Bien plus qu'un simple manuel présentant une succession de postures acrobatiques aux visées gymniques - Celles qu'il faut faire pour se sentir bien, pour être détendu, pour être..... heureux - l'auteur rappelle ici simplement quatre ou cinq postures incontournables.
Edouard Longue n'a rien à vendre, il expose simplement la façon dont la pratique assidue de cette « philosophie physique » ancestrale produit un individu authentique loin, très loin, du parfait soldat formaté dominé par son ego insatiable. Il montre combien "entrer" en yoga peut être salvateur.
Il explique pourquoi certains d'entre nous ne peuvent que rencontrer tôt ou tard le yoga comme formalisation d'une attitude qui leur est innée ou acquise très précocement, parce que pour eux la vie de course après toujours plus, toujours plus de bonheurs n'est pas la vie...tout simplement.

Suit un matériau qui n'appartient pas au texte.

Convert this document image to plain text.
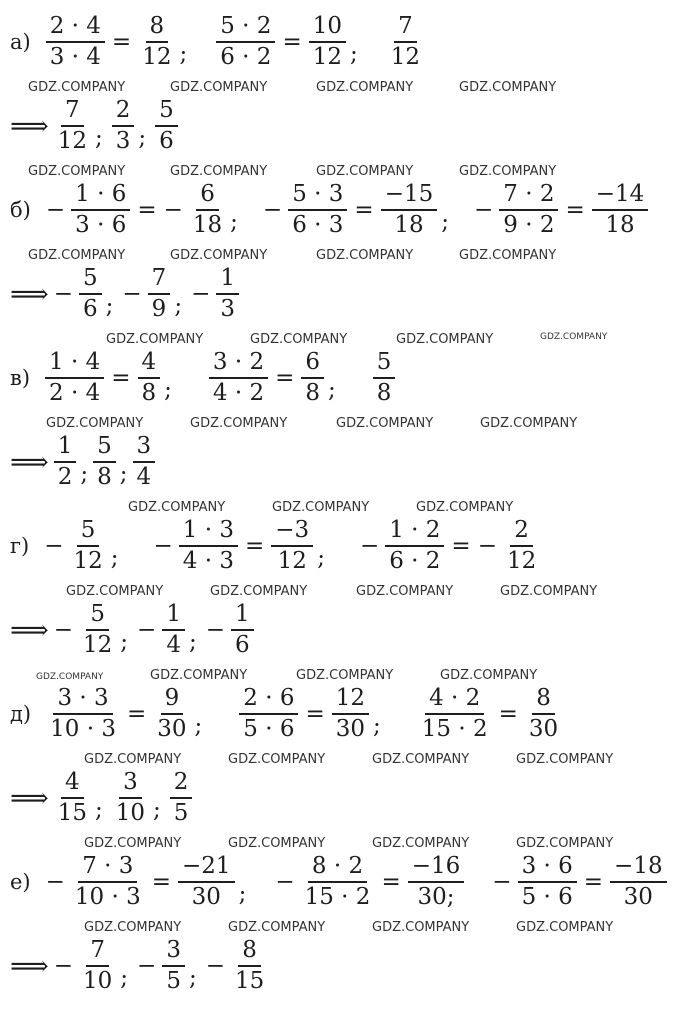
$а) \frac{2 \cdot 4}{3 \cdot 4} = \frac{8}{12}$ ; $\frac{5 \cdot 2}{6 \cdot 2} = \frac{10}{12}$ ; $\frac{7}{12}$
⟹ $\frac{7}{12}$ ; $\frac{2}{3}$ ; $\frac{5}{6}$
$б) - \frac{1 \cdot 6}{3 \cdot 6}$ = − $\frac{6}{18}$ ; − $\frac{5 \cdot 3}{6 \cdot 3} = \frac{-15}{18}$ ; − $\frac{7 \cdot 2}{9 \cdot 2} = \frac{-14}{18}$
⟹ − $\frac{5}{6}$ ; − $\frac{7}{9}$ ; − $\frac{1}{3}$
$в) \frac{1 \cdot 4}{2 \cdot 4} = \frac{4}{8}$ ; $\frac{3 \cdot 2}{4 \cdot 2} = \frac{6}{8}$ ; $\frac{5}{8}$
⟹ $\frac{1}{2}$ ; $\frac{5}{8}$ ; $\frac{3}{4}$
$г) - \frac{5}{12}$ ; − $\frac{1 \cdot 3}{4 \cdot 3} = \frac{-3}{12}$ ; − $\frac{1 \cdot 2}{6 \cdot 2}$ = − $\frac{2}{12}$
⟹ − $\frac{5}{12}$ ; − $\frac{1}{4}$ ; − $\frac{1}{6}$
$д) \frac{3 \cdot 3}{10 \cdot 3} = \frac{9}{30}$ ; $\frac{2 \cdot 6}{5 \cdot 6} = \frac{12}{30}$ ; $\frac{4 \cdot 2}{15 \cdot 2} = \frac{8}{30}$
⟹ $\frac{4}{15}$ ; $\frac{3}{10}$ ; $\frac{2}{5}$
$е) - \frac{7 \cdot 3}{10 \cdot 3} = \frac{-21}{30}$ ; − $\frac{8 \cdot 2}{15 \cdot 2} = \frac{-16}{30;} - \frac{3 \cdot 6}{5 \cdot 6} = \frac{-18}{30}$
⟹ − $\frac{7}{10}$ ; − $\frac{3}{5}$ ; − $\frac{8}{15}$
GDZ.COMPANY	GDZ.COMPANY	GDZ.COMPANY	GDZ.COMPANY
GDZ.COMPANY	GDZ.COMPANY	GDZ.COMPANY	GDZ.COMPANY
GDZ.COMPANY	GDZ.COMPANY	GDZ.COMPANY	GDZ.COMPANY
GDZ.COMPANY	GDZ.COMPANY	GDZ.COMPANY
GDZ.COMPANY	GDZ.COMPANY	GDZ.COMPANY	GDZ.COMPANY
GDZ.COMPANY	GDZ.COMPANY	GDZ.COMPANY
GDZ.COMPANY	GDZ.COMPANY	GDZ.COMPANY	GDZ.COMPANY
GDZ.COMPANY	GDZ.COMPANY	GDZ.COMPANY
GDZ.COMPANY	GDZ.COMPANY	GDZ.COMPANY	GDZ.COMPANY
GDZ.COMPANY	GDZ.COMPANY	GDZ.COMPANY	GDZ.COMPANY
GDZ.COMPANY	GDZ.COMPANY	GDZ.COMPANY	GDZ.COMPANY
GDZ.COMPANY
GDZ.COMPANY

Et le "progrès" de revenir comme un leitmotiv et comme cause de beaucoup des tourments agitant les occidentaux, ce que je crois aussi.
Avec cette nuance près qu'a la fin des années 50 cet enfoncement dans la société de consommation était qualifié de progrès alors qu'il n'est plus que notre condition usuelle de fonctionnement et que la révolte contre ce fonctionnement demande une volonté plus affermie et conduit plus facilement à une marginalisation.

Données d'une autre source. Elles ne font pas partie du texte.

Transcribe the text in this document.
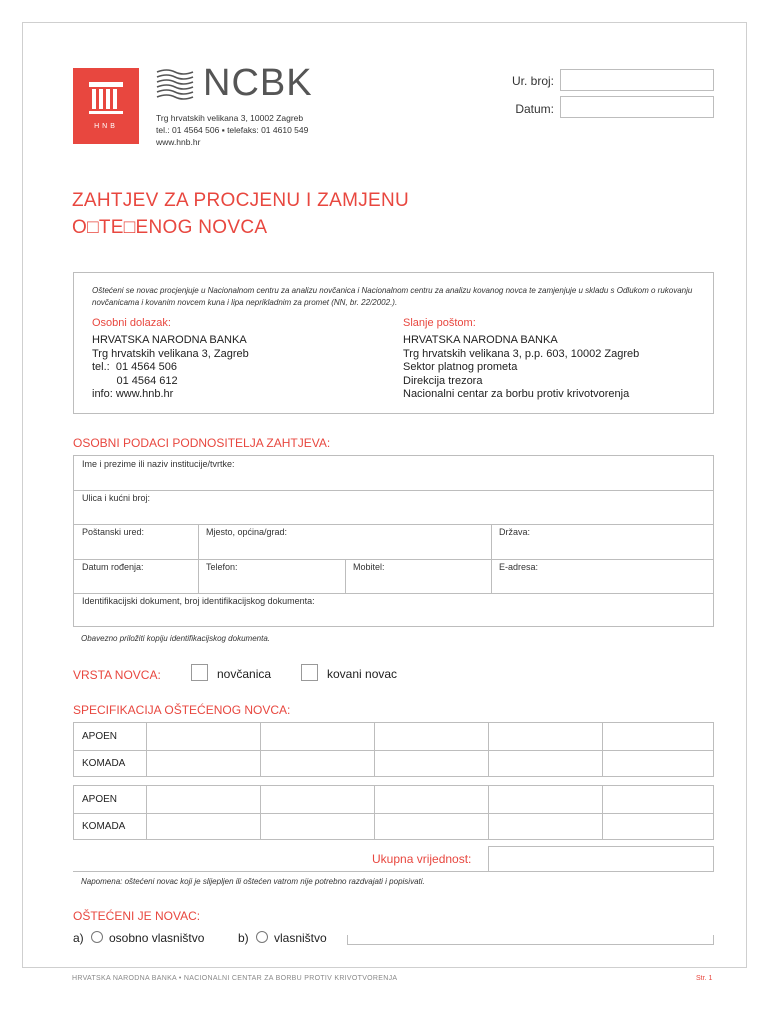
HNB
NCBK
Trg hrvatskih velikana 3, 10002 Zagreb
tel.: 01 4564 506 ▪ telefaks: 01 4610 549
www.hnb.hr
Ur. broj:
Datum:
ZAHTJEV ZA PROCJENU I ZAMJENU
O□TE□ENOG NOVCA
Oštećeni se novac procjenjuje u Nacionalnom centru za analizu novčanica i Nacionalnom centru za analizu kovanog novca te zamjenjuje u skladu s Odlukom o rukovanju novčanicama i kovanim novcem kuna i lipa neprikladnim za promet (NN, br. 22/2002.).
Osobni dolazak:
HRVATSKA NARODNA BANKA
Trg hrvatskih velikana 3, Zagreb
tel.:  01 4564 506
01 4564 612
info: www.hnb.hr
Slanje poštom:
HRVATSKA NARODNA BANKA
Trg hrvatskih velikana 3, p.p. 603, 10002 Zagreb
Sektor platnog prometa
Direkcija trezora
Nacionalni centar za borbu protiv krivotvorenja
OSOBNI PODACI PODNOSITELJA ZAHTJEVA:
Ime i prezime ili naziv institucije/tvrtke:
Ulica i kućni broj:
Poštanski ured:	Mjesto, općina/grad:	Država:
Datum rođenja:	Telefon:	Mobitel:	E-adresa:
Identifikacijski dokument, broj identifikacijskog dokumenta:
Obavezno priložiti kopiju identifikacijskog dokumenta.
VRSTA NOVCA:	novčanica	kovani novac
SPECIFIKACIJA OŠTEĆENOG NOVCA:
APOEN
KOMADA
APOEN
KOMADA
Ukupna vrijednost:
Napomena: oštećeni novac koji je slijepljen ili oštećen vatrom nije potrebno razdvajati i popisivati.
OŠTEĆENI JE NOVAC:
a) osobno vlasništvo	b) vlasništvo
HRVATSKA NARODNA BANKA • NACIONALNI CENTAR ZA BORBU PROTIV KRIVOTVORENJA	Str. 1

Néanmoins je reprocherais à l'auteur d'être un tantinet excessif lorsqu'il présente les qualités développées par une pratique assidue du yoga. A l'en croire le yogi ressemble étrangement à un fakir voire à un extra-terrestre.
C'est dommage car l'ouverture d'esprit procurée par l'ouvrage est annihilée par le trop d'espoir et le trop peu de patience donnés au candidat qui, finalement, risque de refermer son esprit.
En marge du texte lui-même, je dirais mon grand étonnement de constater, dans cet ouvrage de 1959, combien les tourments qui sont les nôtres agitaient les lecteurs d'il y a 60 ans : stress, surmenage, dévalorisation du monde du travail, mauvaise nourriture avalée à la hâte, vie chère, avalanche de gadgets "modernes", épargne difficile, etc...
par contre j'ai beaucoup moins apprécié les allusions sexistes et xénophobes de l'auteur qu'il faut néanmoins comprendre au vu du contexte social de cette époque révolue.
En forme de synthèse, je dirais : bravo pour l'ouverture du champ des possibles, pour l'approche spirituelle du yoga, pour l'association à un mode de vie.
Mais ….. ? pour les excès des dons supposés des yogis, pour les espoirs sans mesure donnés au lecteur, pour les propos trop dirigistes.
Le yoga est un chemin de longue haleine, modéré en tout, et nous en sommes un peu éloignés.